READ MORE: Sea Breeze: US sends missile warships, Navy SEALs to massive war games off Ukraine coast
The billion-pound destroyers were meant to revolutionize naval warfare with greater anti-aircraft and anti-missile clout, becoming a backbone of the Royal Navy in the next decades.
The Turkish Navy’s ‘Yildirim’ is a Yavuz-class frigate designed in Germany. Also a part of NSMG2, it is armed with Harpoon anti-ship missiles as well as air defense weapons systems.
The two NATO vessels arrived in Odessa just several days after the US, Ukraine and 14 other nations deployed warships, combat aircraft and special operations teams for the ‘Sea Breeze 2017’ exercise off the Ukrainian coast.
Notably, the US Navy sent its Ticonderoga-class guided-missile cruiser ‘USS Hue City’ and the Arleigh Burke-class guided-missile destroyer ‘USS Carney,’ along with a P-8A Poseidon patrol aircraft, the Sixth Fleet said in a press release.
Moscow has long objected to NATO’s large-scale war games near Russia’s borders, which intensified after the March 2014 referendum in which Crimea opted to reunite with mainland Russia.
In the meantime, a top US commander alleged that the Russia-Belarus drills Zapad 2017, planned for September, could be a “Trojan horse” for Europe.
“People are worried, this is a Trojan horse. They say, ‘We’re just doing an exercise,’ and then all of a sudden they’ve moved all these people and capabilities somewhere,” Lieutenant-General Ben Hodges, commander of US Army forces in Europe, told Reuters.
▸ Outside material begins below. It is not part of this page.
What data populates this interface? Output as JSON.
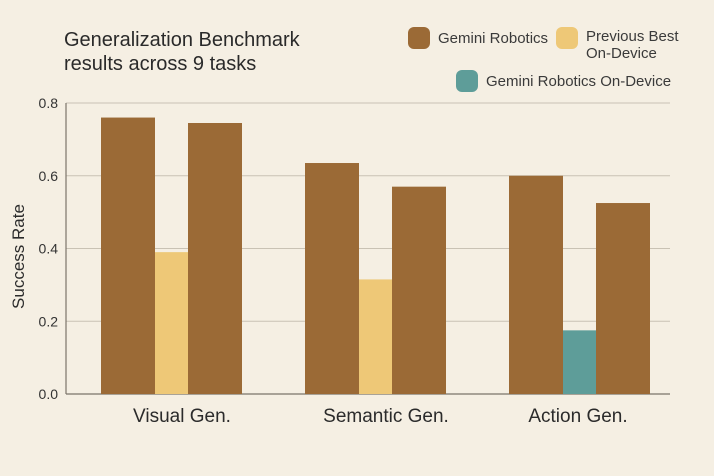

Minsk and Moscow refuted the allegations, pointing at NATO’s ongoing buildup in Eastern Europe. Last Wednesday, Russian Envoy to NATO Aleksandr Grushko said that “propaganda stories” on Zapad 2017 are caused by the NATO military buildup on the eastern flank.
In turn, Belarusian Defense Minister Andrey Ravkov stressed that Zapad 2017 is far smaller than certain NATO war games in Eastern Europe, including the Anaconda 2016 exercise in Poland which involved over 30,000 troops and hundreds of armored vehicles.
“While Anaconda 2016 has not caused hysteria among us, we were receptive to the past exercise,” despite the fact that it had an “obvious hostile nature,” Ravkov told TASS. He added that international organizations, including the UN, NATO, and the OSCE, as well as more than 80 foreign observers, are invited to the Zapad drills as there is “nothing to conceal.”